King Saul was a man who was characterized by partial, half-hearted obedience to the Lord. He would own up to a bit of what he had done wrong, or as in the above verses, he would claim that he had obeyed, even when he had not done so fully. The thinking seems to be, as long as I do part of what I am supposed to do, everything is ok. Saul found out otherwise.
I have seen a similar thing practiced by abusive people. In several cases, the abuser, on his own initiative and usually at the start of a relationship with someone (say, they are new to a church for example), will “own up” to the fact that he once was an abusive man. He will tell about how terrible he was to his wife, how he frequently raged at her, and so on. He will do so right in front of his wife, and even to a group of people he is just getting to know. And then comes the story of his “conversion.” Suddenly he woke up to what he was doing. He realize that it was wrong and that he needed to stop treating her that way. His wife says nothing. But the rest of the folks, well, they think it is just marvelous that a man can be such a fine Christian that he can humbly and opening admit his past sin. What a great thing it is going to be to have these people in the church.
Over time, perhaps you will experience some of those “moments.” You know what I mean. You have this feeling. You see some look in this fellow or in his wife. You ask her a question, just trying to make conversation, and she strangely just clams up. You overhear the two of them talking when they think no one is listening and, well, the tone and the words seem odd. But, it is probably nothing. Everyone has their moments. And you forget about it.
Perhaps one day you will find out that all was not well. Or perhaps no one will know and the couple eventually just moves on.

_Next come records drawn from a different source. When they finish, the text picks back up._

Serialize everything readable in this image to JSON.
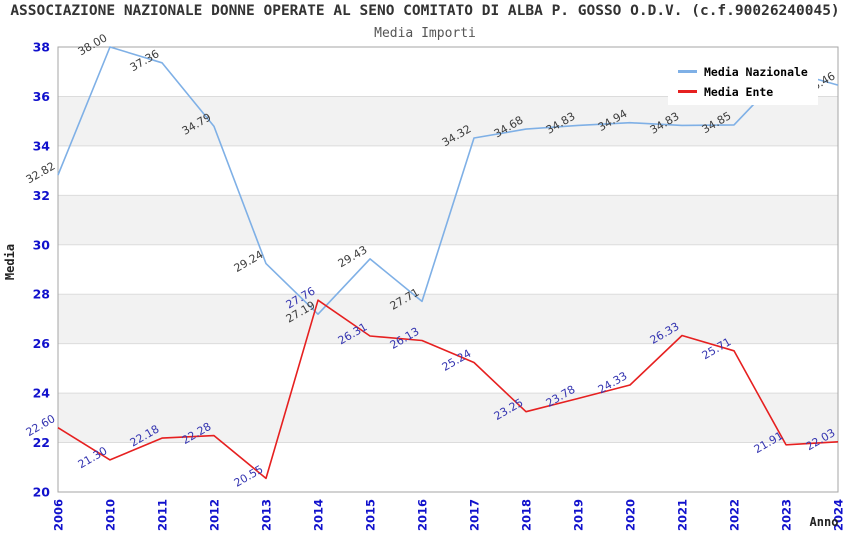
{
  "title": "ASSOCIAZIONE NAZIONALE DONNE OPERATE AL SENO COMITATO DI ALBA P. GOSSO O.D.V. (c.f.90026240045)",
  "subtitle": "Media Importi",
  "legend": {
    "position": "top-right",
    "entries": [
      {
        "label": "Media Nazionale",
        "color": "#7fb0e6"
      },
      {
        "label": "Media Ente",
        "color": "#e62020"
      }
    ]
  },
  "axes": {
    "x_label": "Anno",
    "y_label": "Media",
    "x_tick_color": "#1111cc",
    "y_tick_color": "#1111cc",
    "y_ticks": [
      20,
      22,
      24,
      26,
      28,
      30,
      32,
      34,
      36,
      38
    ]
  },
  "chart_data": {
    "type": "line",
    "title": "Media Importi",
    "xlabel": "Anno",
    "ylabel": "Media",
    "ylim": [
      20,
      38
    ],
    "grid": "horizontal-bands-alternating",
    "legend_position": "top-right",
    "categories": [
      "2006",
      "2010",
      "2011",
      "2012",
      "2013",
      "2014",
      "2015",
      "2016",
      "2017",
      "2018",
      "2019",
      "2020",
      "2021",
      "2022",
      "2023",
      "2024"
    ],
    "series": [
      {
        "name": "Media Nazionale",
        "color": "#7fb0e6",
        "label_color": "#3c3c3c",
        "values": [
          32.82,
          38.0,
          37.36,
          34.79,
          29.24,
          27.19,
          29.43,
          27.71,
          34.32,
          34.68,
          34.83,
          34.94,
          34.83,
          34.85,
          37.05,
          36.46
        ]
      },
      {
        "name": "Media Ente",
        "color": "#e62020",
        "label_color": "#3434b0",
        "values": [
          22.6,
          21.3,
          22.18,
          22.28,
          20.55,
          27.76,
          26.31,
          26.13,
          25.24,
          23.25,
          23.78,
          24.33,
          26.33,
          25.71,
          21.91,
          22.03
        ]
      }
    ]
  },
  "colors": {
    "band_gray": "#f2f2f2",
    "band_white": "#ffffff",
    "gridline": "#dcdcdc",
    "plot_border": "#a6a6a6",
    "title_text": "#333333",
    "subtitle_text": "#555555",
    "axis_label_text": "#222222",
    "legend_text": "#000000",
    "legend_bg": "#ffffff"
  }
}
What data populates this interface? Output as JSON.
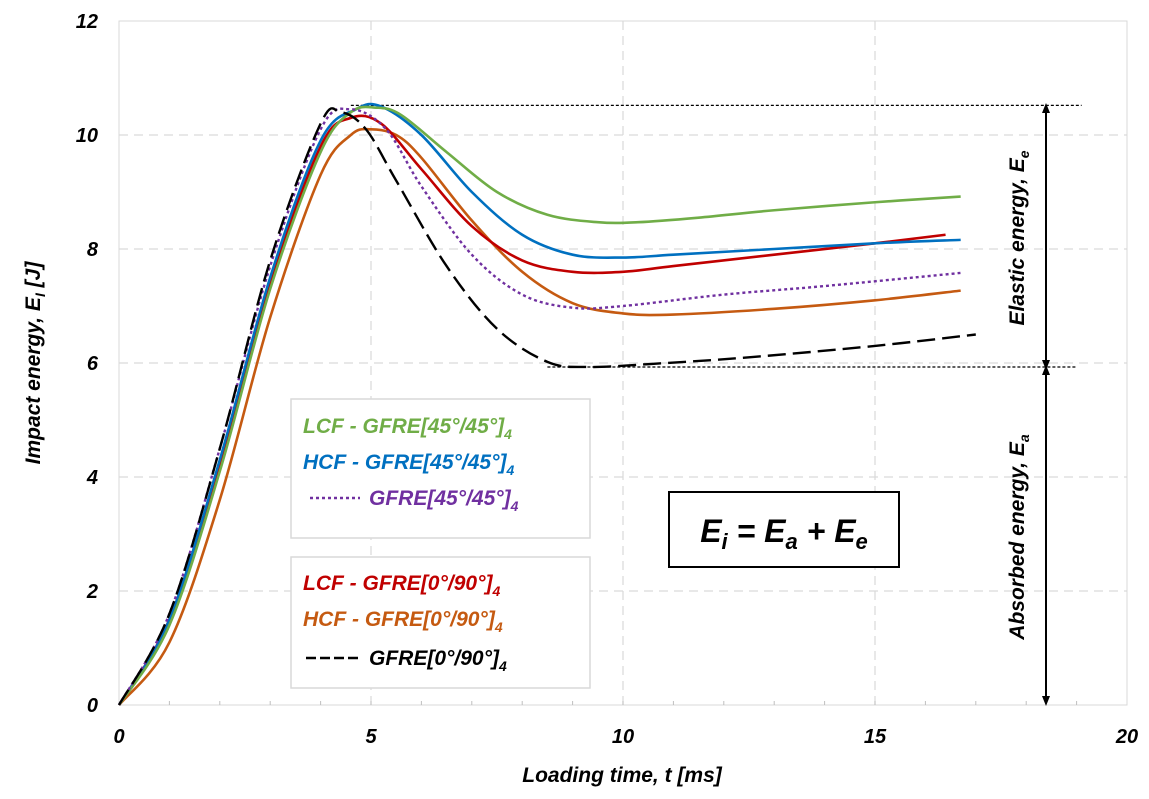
{
  "chart_data": {
    "type": "line",
    "xlabel": "Loading time, t  [ms]",
    "ylabel_main": "Impact energy, E",
    "ylabel_sub": "I",
    "ylabel_unit": " [J]",
    "xlim": [
      0,
      20
    ],
    "ylim": [
      0,
      12
    ],
    "x_ticks": [
      "0",
      "5",
      "10",
      "15",
      "20"
    ],
    "y_ticks": [
      "0",
      "2",
      "4",
      "6",
      "8",
      "10",
      "12"
    ],
    "grid": true,
    "series": [
      {
        "name": "LCF - GFRE[45°/45°]4",
        "color": "#70ad47",
        "dash": "solid",
        "x": [
          0,
          1,
          2,
          3,
          4,
          4.6,
          5.1,
          5.6,
          6.5,
          7.5,
          8.5,
          9.5,
          10.3,
          11.5,
          13,
          15,
          16.7
        ],
        "y": [
          0,
          1.4,
          4.1,
          7.3,
          9.7,
          10.4,
          10.48,
          10.35,
          9.7,
          9.0,
          8.6,
          8.47,
          8.47,
          8.55,
          8.68,
          8.82,
          8.92
        ]
      },
      {
        "name": "HCF - GFRE[45°/45°]4",
        "color": "#0070c0",
        "dash": "solid",
        "x": [
          0,
          1,
          2,
          3,
          4,
          4.7,
          5.2,
          6,
          7,
          8,
          9,
          10,
          11,
          13,
          15,
          16.7
        ],
        "y": [
          0,
          1.5,
          4.3,
          7.5,
          9.9,
          10.45,
          10.5,
          10.0,
          9.0,
          8.25,
          7.9,
          7.85,
          7.9,
          8.0,
          8.1,
          8.16
        ]
      },
      {
        "name": "GFRE[45°/45°]4",
        "color": "#7030a0",
        "dash": "3,3",
        "x": [
          0,
          1,
          2,
          3,
          4,
          4.6,
          5.3,
          6,
          7,
          8,
          9,
          10,
          12,
          14,
          16.7
        ],
        "y": [
          0,
          1.6,
          4.5,
          7.7,
          10.1,
          10.45,
          10.1,
          9.1,
          7.9,
          7.2,
          6.97,
          7.0,
          7.2,
          7.35,
          7.58
        ]
      },
      {
        "name": "LCF - GFRE[0°/90°]4",
        "color": "#c00000",
        "dash": "solid",
        "x": [
          0,
          1,
          2,
          3,
          4,
          4.6,
          5.2,
          6,
          7,
          8,
          9,
          10,
          11,
          13,
          15,
          16.4
        ],
        "y": [
          0,
          1.5,
          4.2,
          7.4,
          9.8,
          10.3,
          10.2,
          9.4,
          8.4,
          7.8,
          7.6,
          7.6,
          7.7,
          7.9,
          8.1,
          8.25
        ]
      },
      {
        "name": "HCF - GFRE[0°/90°]4",
        "color": "#c55a11",
        "dash": "solid",
        "x": [
          0,
          1,
          2,
          3,
          4,
          4.6,
          5,
          5.5,
          6,
          7,
          8,
          9,
          10,
          11,
          13,
          15,
          16.7
        ],
        "y": [
          0,
          1.1,
          3.6,
          6.8,
          9.3,
          10.0,
          10.1,
          10.0,
          9.6,
          8.5,
          7.6,
          7.05,
          6.87,
          6.85,
          6.95,
          7.1,
          7.27
        ]
      },
      {
        "name": "GFRE[0°/90°]4",
        "color": "#000000",
        "dash": "18,7",
        "x": [
          0,
          1,
          2,
          3,
          4,
          4.4,
          4.9,
          5.5,
          6.5,
          7.5,
          8.5,
          9.3,
          10.5,
          12.5,
          15,
          17
        ],
        "y": [
          0,
          1.6,
          4.5,
          7.8,
          10.2,
          10.4,
          10.1,
          9.2,
          7.7,
          6.6,
          6.02,
          5.93,
          5.98,
          6.1,
          6.3,
          6.5
        ]
      }
    ],
    "legend_group_1": [
      {
        "prefix": "LCF - ",
        "main": "GFRE[45°/45°]",
        "sub": "4",
        "color": "#70ad47",
        "line": "none"
      },
      {
        "prefix": "HCF - ",
        "main": "GFRE[45°/45°]",
        "sub": "4",
        "color": "#0070c0",
        "line": "none"
      },
      {
        "prefix": "",
        "main": "GFRE[45°/45°]",
        "sub": "4",
        "color": "#7030a0",
        "line": "dotted"
      }
    ],
    "legend_group_2": [
      {
        "prefix": "LCF - ",
        "main": "GFRE[0°/90°]",
        "sub": "4",
        "color": "#c00000",
        "line": "none"
      },
      {
        "prefix": "HCF - ",
        "main": "GFRE[0°/90°]",
        "sub": "4",
        "color": "#c55a11",
        "line": "none"
      },
      {
        "prefix": "",
        "main": "GFRE[0°/90°]",
        "sub": "4",
        "color": "#000000",
        "line": "dashed"
      }
    ],
    "equation": {
      "lhs": "E",
      "lhs_sub": "i",
      "mid": " = E",
      "mid_sub": "a",
      "plus": " + E",
      "rhs_sub": "e"
    },
    "reference_levels": {
      "max": 10.52,
      "min": 5.93
    },
    "annotations": {
      "elastic": {
        "text": "Elastic energy, E",
        "sub": "e"
      },
      "absorbed": {
        "text": "Absorbed energy, E",
        "sub": "a"
      }
    }
  }
}
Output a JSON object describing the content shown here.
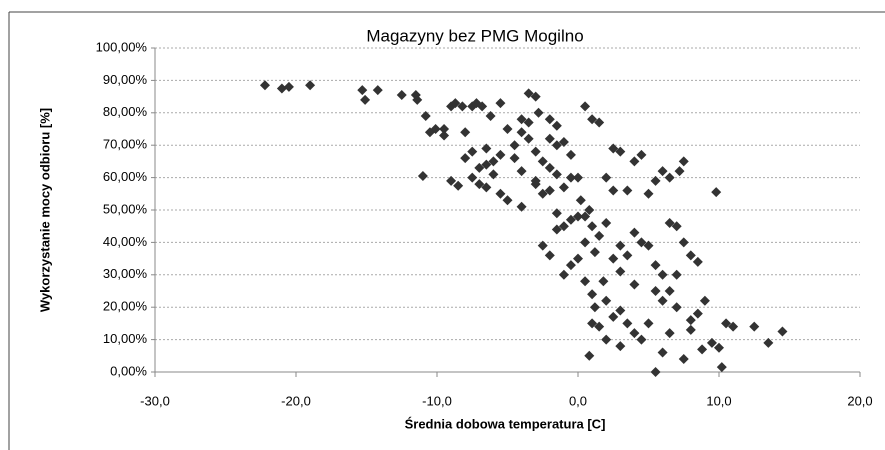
{
  "chart_data": {
    "type": "scatter",
    "title": "Magazyny bez PMG Mogilno",
    "x_label": "Średnia dobowa temperatura [C]",
    "y_label": "Wykorzystanie mocy odbioru [%]",
    "color": "#333333",
    "grid": true,
    "xlim": [
      -30,
      20
    ],
    "xticks": [
      {
        "value": -30,
        "label": "-30,0"
      },
      {
        "value": -20,
        "label": "-20,0"
      },
      {
        "value": -10,
        "label": "-10,0"
      },
      {
        "value": 0,
        "label": "0,0"
      },
      {
        "value": 10,
        "label": "10,0"
      },
      {
        "value": 20,
        "label": "20,0"
      }
    ],
    "ylim": [
      0,
      100
    ],
    "yticks": [
      {
        "value": 0,
        "label": "0,00%"
      },
      {
        "value": 10,
        "label": "10,00%"
      },
      {
        "value": 20,
        "label": "20,00%"
      },
      {
        "value": 30,
        "label": "30,00%"
      },
      {
        "value": 40,
        "label": "40,00%"
      },
      {
        "value": 50,
        "label": "50,00%"
      },
      {
        "value": 60,
        "label": "60,00%"
      },
      {
        "value": 70,
        "label": "70,00%"
      },
      {
        "value": 80,
        "label": "80,00%"
      },
      {
        "value": 90,
        "label": "90,00%"
      },
      {
        "value": 100,
        "label": "100,00%"
      }
    ],
    "x": [
      -22.2,
      -21,
      -20.5,
      -19,
      -15.3,
      -15.1,
      -14.2,
      -12.5,
      -11.5,
      -11.4,
      -10.8,
      -10.5,
      -10.1,
      -9.5,
      -9,
      -8.7,
      -8.2,
      -8,
      -7.5,
      -7.2,
      -6.8,
      -6.5,
      -6.2,
      -6,
      -5.5,
      -5,
      -4.5,
      -4,
      -3.5,
      -3,
      -2.8,
      -11,
      -9,
      -8.5,
      -7.5,
      -7,
      -6.5,
      -6,
      -5.5,
      -5,
      -4.5,
      -4,
      -3.5,
      -3,
      -2.5,
      -2,
      -1.5,
      -1,
      -0.5,
      0,
      0.5,
      1,
      1.5,
      -3,
      -2.5,
      -2,
      -1.5,
      -1,
      -0.5,
      0,
      0.5,
      1,
      1.5,
      -2.5,
      -2,
      -1.5,
      -1,
      -0.5,
      0,
      0.5,
      1,
      1.2,
      1.5,
      2,
      2.5,
      3,
      3.5,
      4,
      4.5,
      5,
      5.5,
      6,
      6.5,
      7,
      7.5,
      8,
      8.5,
      9,
      9.5,
      10,
      10.2,
      10.5,
      11,
      12.5,
      13.5,
      14.5,
      0.8,
      1.8,
      2.5,
      3,
      3.5,
      4,
      4.5,
      5,
      5.5,
      6,
      6.5,
      7,
      7.5,
      8,
      8.5,
      7.5,
      7.2,
      6.5,
      6,
      5.5,
      5,
      9.8,
      2.5,
      3,
      4,
      4.5,
      2,
      2.5,
      3.5,
      -1.5,
      -1,
      -0.5,
      0.2,
      0.8,
      -4,
      -3.5,
      -2,
      -1.5,
      -5.5,
      -6.5,
      -7,
      -7.5,
      -8,
      -9.5,
      -2,
      -3,
      -4,
      0.5,
      1.2,
      2,
      3,
      4,
      6,
      6.5,
      7,
      8,
      8.8,
      5.5,
      3,
      2,
      1
    ],
    "values": [
      88.5,
      87.5,
      88,
      88.5,
      87,
      84,
      87,
      85.5,
      85.5,
      84,
      79,
      74,
      75,
      75,
      82,
      83,
      82,
      74,
      82,
      83,
      82,
      69,
      79,
      65,
      83,
      75,
      70,
      78,
      86,
      85,
      80,
      60.5,
      59,
      57.5,
      60,
      58,
      57,
      61,
      55,
      53,
      66,
      62,
      72,
      68,
      65,
      63,
      70,
      71,
      67,
      60,
      82,
      78,
      77,
      58,
      55,
      56,
      49,
      45,
      47,
      48,
      48,
      45,
      42,
      39,
      36,
      44,
      30,
      33,
      35,
      28,
      15,
      20,
      14,
      22,
      17,
      19,
      15,
      12,
      10,
      15,
      0,
      6,
      12,
      20,
      4,
      16,
      18,
      22,
      9,
      7.5,
      1.5,
      15,
      14,
      14,
      9,
      12.5,
      5,
      28,
      35,
      31,
      36,
      27,
      40,
      39,
      33,
      30,
      46,
      45,
      40,
      36,
      34,
      65,
      62,
      60,
      62,
      59,
      55,
      55.5,
      69,
      68,
      65,
      67,
      60,
      56,
      56,
      61,
      57,
      60,
      53,
      50,
      74,
      77,
      78,
      76,
      67,
      64,
      63,
      68,
      66,
      73,
      72,
      59,
      51,
      40,
      37,
      46,
      39,
      43,
      22,
      25,
      30,
      13,
      7,
      25,
      8,
      10,
      24
    ]
  }
}
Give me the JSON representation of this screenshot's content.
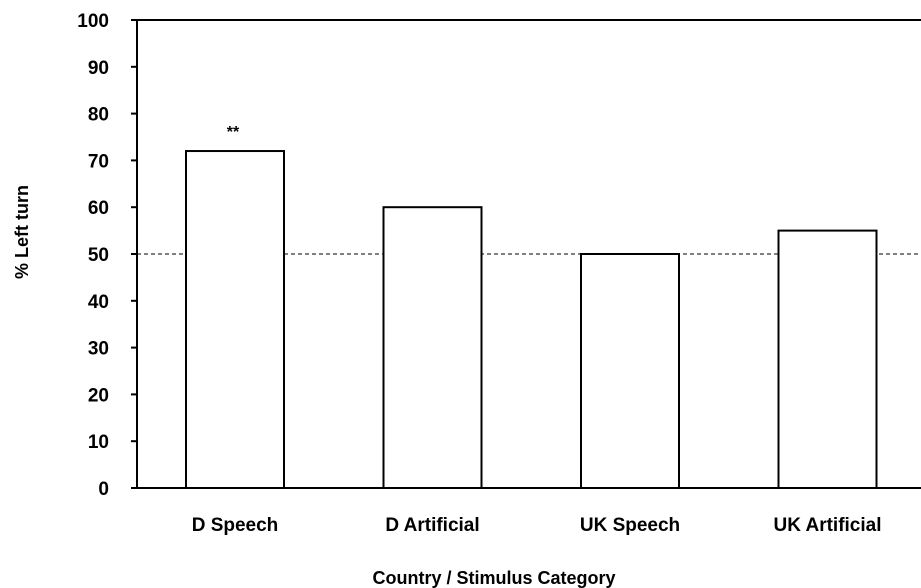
{
  "chart_data": {
    "type": "bar",
    "categories": [
      "D Speech",
      "D Artificial",
      "UK Speech",
      "UK Artificial"
    ],
    "values": [
      72,
      60,
      50,
      55
    ],
    "xlabel": "Country / Stimulus Category",
    "ylabel": "% Left turn",
    "ylim": [
      0,
      100
    ],
    "yticks": [
      0,
      10,
      20,
      30,
      40,
      50,
      60,
      70,
      80,
      90,
      100
    ],
    "reference_line": {
      "y": 50,
      "style": "dashed"
    },
    "annotations": [
      {
        "category": "D Speech",
        "text": "**"
      }
    ],
    "grid": false,
    "bar_fill": "#ffffff",
    "bar_stroke": "#000000"
  }
}
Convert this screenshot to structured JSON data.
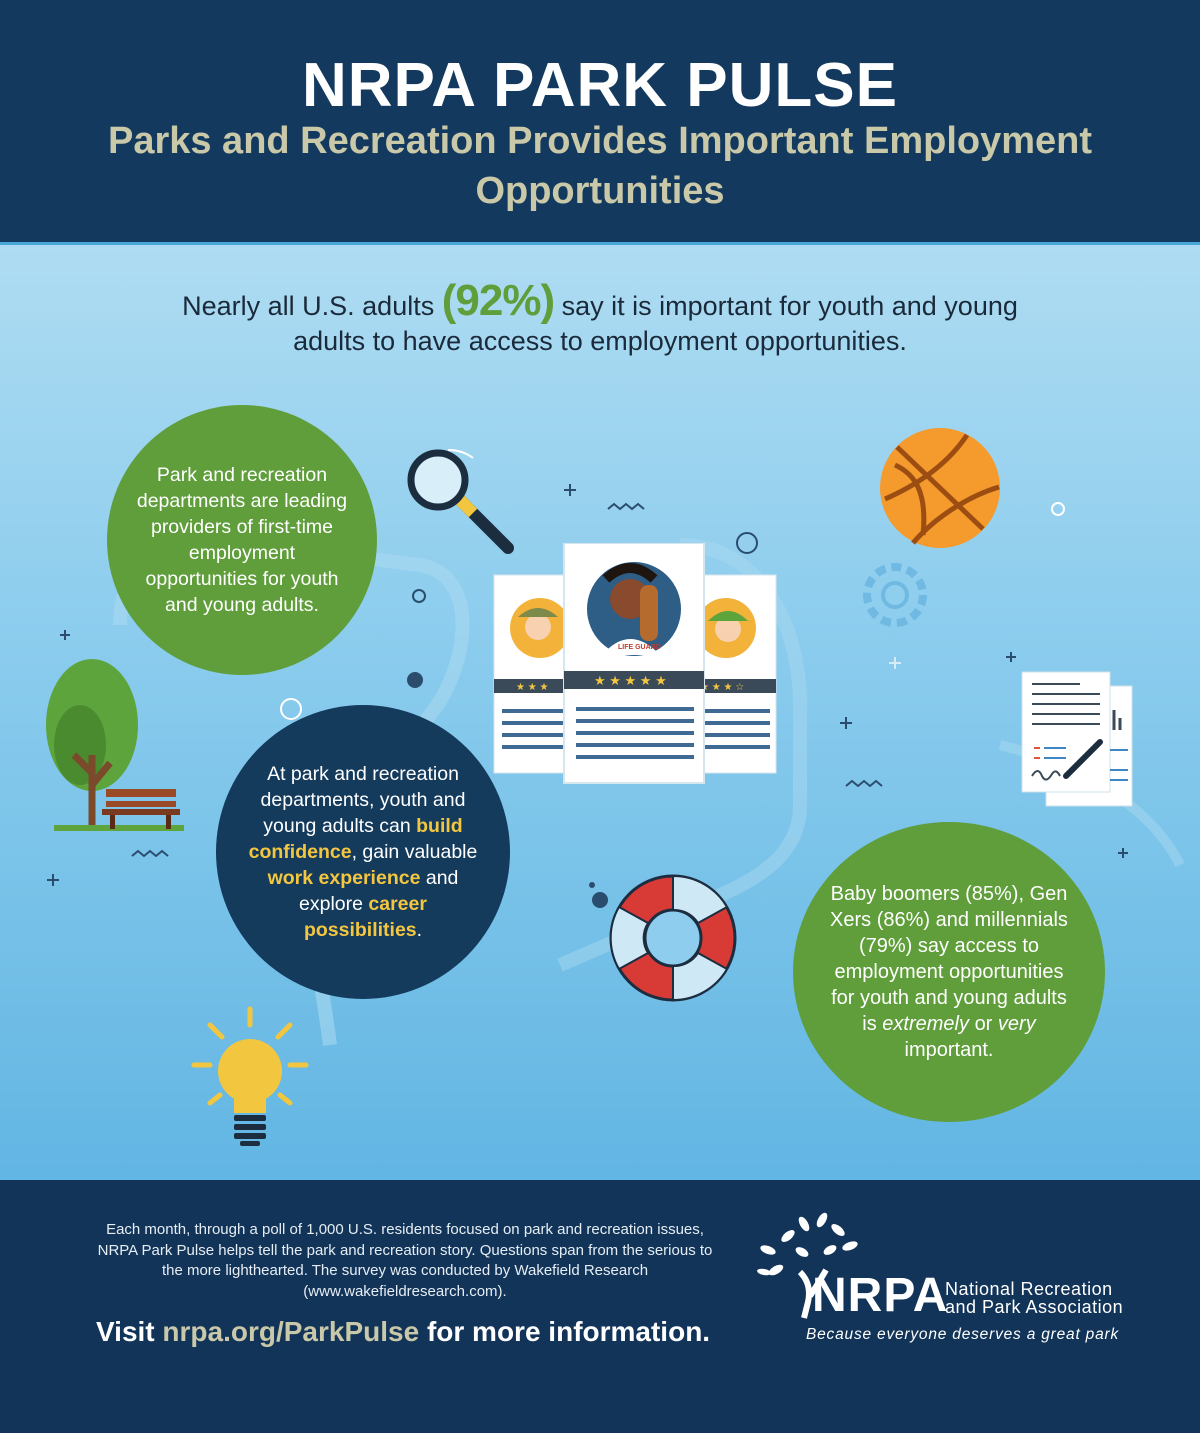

I believe that abusers sometimes speak of “past” sins of abuse right in front of their wife/victim and openly to a group of people they are just getting to know. And I believe they do this out of a rather ingenious and heinous motive to make everyone think that they are a sinner saved by grace, a humble man willing to admit his flaws, a reformed man who no longer does those things. Think about it. What is his wife going to say now? He has already addressed the issue. First come, first believed – that’s how it usually seems to go, right? If she ever did tell someone he is still abusive (which isn’t common), they will find it hard to believe her. Sure, maybe once in a while his old patterns come back, but he is a man fighting his sin just like all of us are. Like the first man on the moon, this guy has already driven his flag of ownership into this new church and all of these new friends.
I wonder what would happen at the dinner party if the wife/victim drove her flag in first? “Hi, I’m Carol. This is Don, my husband. He is a wicked man who has abused me horribly for 25 years. Don’t believe a word he tells you. Just ask the children if you don’t believe me.” Unfortunately we know it just isn’t all that easy, is it?
So, here is the pattern. Watch out for that “new guy” who jumps on the confessional band wagon at the welcome-to-the-church/community get together. You should know by now that most abusers never change. So, if he did it in the past, he is probably still doing it now. Call me a pessimist. I am ready to be surprised by a truly, genuine, repentant abuser. That would be a really happy day.